Ebola is aptly named for the river adjacent the first recorded outbreak (in 1976), as it has unleashed a steady stream of sickness and death in the recent 2014 Ebola epidemic, the largest ever recorded, even reaching the United States for the first time.

According to recent IEHA reports, ebola may “incubate” for two to 21 days before victims show symptoms, and – while it is not highly contagious during incubation – its ability to travel “incognito” enables it to reach distant parts of the globe in infected hosts improperly “screened” before they depart the source locale.
That is why, more and more, people are being screened at airports by being asked if they feel sick or have been recently exposed to anyone sick or who has died of Ebola virus disease (EVD), formerly known as Ebola hemorrhagic fever. Unfortunately, the utility of screening depends largely on the quality and accuracy of the information obtained.
The US Centers for Disease Control (CDC) and the World Health Organization (WHO) report that Ebola is transmitted by body fluids of all types (blood, saliva, urine, tears, mother’s milk, semen, etc.) often introduced into a host’s body by touching these fluids and then touching one’s eyes, nose, mouth, or a cut or sore, by ingesting them or via a mucous membrane.
It may also be transmitted by touching inanimate surfaces (aka, fomites) where the virus can remain viable for several hours, then touching one’s eyes, nose, mouth, a cut, sore, or a mucous membrane.  Fomites also include textiles such as bedding or clothing contaminated with infectious fluids.
Ebola is not generally transmitted through the air unless you are near a victim who is sneezing or coughing without properly covering their nose and mouth, and releasing aerosol droplets carrying the virus that can infect you via exposed eyes, nose, mouth, a cut or sore, etc.
People recovered from Ebola can remain infectious for many weeks after symptoms end.
Following are additional tips from Dr. Benjamin Tanner,  founder and president of Antimicrobial Test Laboratories, Austin TX:
1.    What specific measures should every professional take in light of the possible exposure to EVD, even before symptoms are present? What about PPE?

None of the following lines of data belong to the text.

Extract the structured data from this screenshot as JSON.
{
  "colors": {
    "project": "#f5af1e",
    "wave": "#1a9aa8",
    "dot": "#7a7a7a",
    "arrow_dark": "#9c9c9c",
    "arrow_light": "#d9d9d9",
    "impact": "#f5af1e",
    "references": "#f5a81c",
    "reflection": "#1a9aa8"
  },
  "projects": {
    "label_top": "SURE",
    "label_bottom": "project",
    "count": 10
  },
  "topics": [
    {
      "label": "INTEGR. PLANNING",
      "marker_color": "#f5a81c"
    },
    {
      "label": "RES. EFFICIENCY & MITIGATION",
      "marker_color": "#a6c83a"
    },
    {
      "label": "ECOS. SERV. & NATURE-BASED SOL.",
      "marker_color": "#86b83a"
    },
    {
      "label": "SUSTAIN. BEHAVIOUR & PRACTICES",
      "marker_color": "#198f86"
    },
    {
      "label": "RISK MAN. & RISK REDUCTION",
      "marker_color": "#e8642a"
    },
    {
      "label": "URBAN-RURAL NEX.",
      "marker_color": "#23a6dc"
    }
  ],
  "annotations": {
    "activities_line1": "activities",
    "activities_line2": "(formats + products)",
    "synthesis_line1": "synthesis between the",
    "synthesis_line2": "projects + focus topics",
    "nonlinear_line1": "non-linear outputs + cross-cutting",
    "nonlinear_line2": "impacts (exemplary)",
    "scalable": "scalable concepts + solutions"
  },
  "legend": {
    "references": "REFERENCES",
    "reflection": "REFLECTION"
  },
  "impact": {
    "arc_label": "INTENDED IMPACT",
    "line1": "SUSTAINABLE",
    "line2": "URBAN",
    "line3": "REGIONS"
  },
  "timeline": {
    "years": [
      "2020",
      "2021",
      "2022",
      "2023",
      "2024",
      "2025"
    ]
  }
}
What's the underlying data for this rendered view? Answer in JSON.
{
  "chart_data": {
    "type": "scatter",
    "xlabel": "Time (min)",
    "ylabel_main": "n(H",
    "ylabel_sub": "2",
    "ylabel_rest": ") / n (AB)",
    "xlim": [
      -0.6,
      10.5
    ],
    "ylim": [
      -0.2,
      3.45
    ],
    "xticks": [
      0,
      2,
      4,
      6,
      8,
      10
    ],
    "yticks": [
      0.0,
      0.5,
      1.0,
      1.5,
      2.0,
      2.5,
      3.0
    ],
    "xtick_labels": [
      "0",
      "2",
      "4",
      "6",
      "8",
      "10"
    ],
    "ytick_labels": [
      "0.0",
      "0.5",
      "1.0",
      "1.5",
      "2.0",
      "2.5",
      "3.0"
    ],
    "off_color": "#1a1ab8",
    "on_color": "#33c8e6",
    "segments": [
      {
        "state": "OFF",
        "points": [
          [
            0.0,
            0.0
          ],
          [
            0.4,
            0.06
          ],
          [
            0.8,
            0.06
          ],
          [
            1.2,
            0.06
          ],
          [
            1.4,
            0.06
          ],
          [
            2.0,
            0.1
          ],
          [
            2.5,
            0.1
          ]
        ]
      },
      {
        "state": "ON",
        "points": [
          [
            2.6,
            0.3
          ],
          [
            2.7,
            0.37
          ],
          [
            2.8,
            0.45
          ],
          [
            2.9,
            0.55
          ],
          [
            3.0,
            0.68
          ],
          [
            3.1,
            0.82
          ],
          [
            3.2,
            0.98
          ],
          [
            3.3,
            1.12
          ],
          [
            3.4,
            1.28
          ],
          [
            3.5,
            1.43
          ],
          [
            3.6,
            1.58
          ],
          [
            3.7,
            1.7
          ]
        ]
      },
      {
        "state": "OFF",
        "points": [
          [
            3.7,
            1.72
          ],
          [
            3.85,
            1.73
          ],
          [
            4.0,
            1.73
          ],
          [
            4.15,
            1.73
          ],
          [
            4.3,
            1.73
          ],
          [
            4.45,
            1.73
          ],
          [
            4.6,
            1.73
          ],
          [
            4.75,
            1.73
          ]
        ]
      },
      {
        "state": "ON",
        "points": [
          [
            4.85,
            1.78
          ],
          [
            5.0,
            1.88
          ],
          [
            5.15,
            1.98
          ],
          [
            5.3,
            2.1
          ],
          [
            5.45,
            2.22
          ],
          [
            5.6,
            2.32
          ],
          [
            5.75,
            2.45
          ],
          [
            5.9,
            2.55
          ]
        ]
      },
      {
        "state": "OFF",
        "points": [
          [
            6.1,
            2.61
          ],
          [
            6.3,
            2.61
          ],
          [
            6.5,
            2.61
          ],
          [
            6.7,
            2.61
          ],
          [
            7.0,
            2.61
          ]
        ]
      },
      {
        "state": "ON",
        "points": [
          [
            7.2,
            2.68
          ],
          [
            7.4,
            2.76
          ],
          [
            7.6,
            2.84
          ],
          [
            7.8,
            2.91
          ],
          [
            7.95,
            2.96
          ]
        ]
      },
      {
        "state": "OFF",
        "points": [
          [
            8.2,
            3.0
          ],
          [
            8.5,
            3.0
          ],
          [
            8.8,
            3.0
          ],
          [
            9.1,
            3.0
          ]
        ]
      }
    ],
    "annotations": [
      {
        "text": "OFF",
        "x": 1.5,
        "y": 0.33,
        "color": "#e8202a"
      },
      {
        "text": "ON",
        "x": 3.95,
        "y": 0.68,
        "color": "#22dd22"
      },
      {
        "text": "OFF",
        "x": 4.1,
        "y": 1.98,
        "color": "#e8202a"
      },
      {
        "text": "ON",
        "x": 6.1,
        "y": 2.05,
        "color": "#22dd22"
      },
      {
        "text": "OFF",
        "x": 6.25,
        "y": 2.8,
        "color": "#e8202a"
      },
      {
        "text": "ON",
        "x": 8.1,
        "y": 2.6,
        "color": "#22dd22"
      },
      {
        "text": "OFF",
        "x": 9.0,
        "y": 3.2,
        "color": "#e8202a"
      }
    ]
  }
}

The level of PPE necessary depends primarily on the stage of disease when contact is made.  Before symptoms arise, people infected with Ebola virus are less contagious (though likely still contagious to some degree), so an ordinary face mask, disposable gloves, a disposable gown, frequent handwashing, and avoiding face-touching are advisable.  Exposure to a person who is showing symptoms of EVD poses a much greater risk.  In those instances I believe the maximum amount of protection available should be utilized, up to positive-pressure biohazard suits.  Knowing how to carefully remove contaminated protective equipment after it is worn is a must.

2.    How should inanimate surfaces be disinfected?

Data suggest that Ebola virus is relatively easy to disinfect and it does not seem to survive for more than about a day when dry on surfaces However, every last viral particle must be killed because the infectious dose is very low.  If a surface is known or suspected of contamination with Ebola virus, I recommend first using an absorbent material (preferably with an incorporated antimicrobial agent) to absorb any liquids that may be present like blood and urine.  The used absorbent material will be highly biohazardous, so it must be disposed of and handled properly.  Then once "gross soil" has been removed, I recommend spraying the surface liberally with a virucidal disinfectant and then letting it stand for the entire contact time listed on the label, or at least five minutes.  The surface should then be wiped with an absorbent cloth and then the cloth should be disposed of as biohazard.  If the surface was contaminated by a person late in the stages of Ebola virus disease, very high numbers of viruses may be present, so I recommend repeating the disinfection step.  In healthcare settings, rooms where the patient has been should be first decontaminated by a whole-room disinfection device, such as those that utilize UV or hydrogen peroxide, then cleaned and disinfected using ordinary disinfectants.

3.    Which EPA-registered disinfectants are effective?

A fresh 1:20 solution of bleach would be my first choice for surface disinfection, though I would expect most EPA-registered virucidal disinfectants to do the job.

4.    What types of “community engagement”  and educational activities are key to successfully preventing or controlling outbreaks?
I think educational outreach activities should be focused on individual hygiene improvement and on avoiding contact with those who are infected and showing symptoms.  I think that attempts to mollify the public and downplay the very real (though hopefully small) risk of an outbreak within the United States is counterproductive.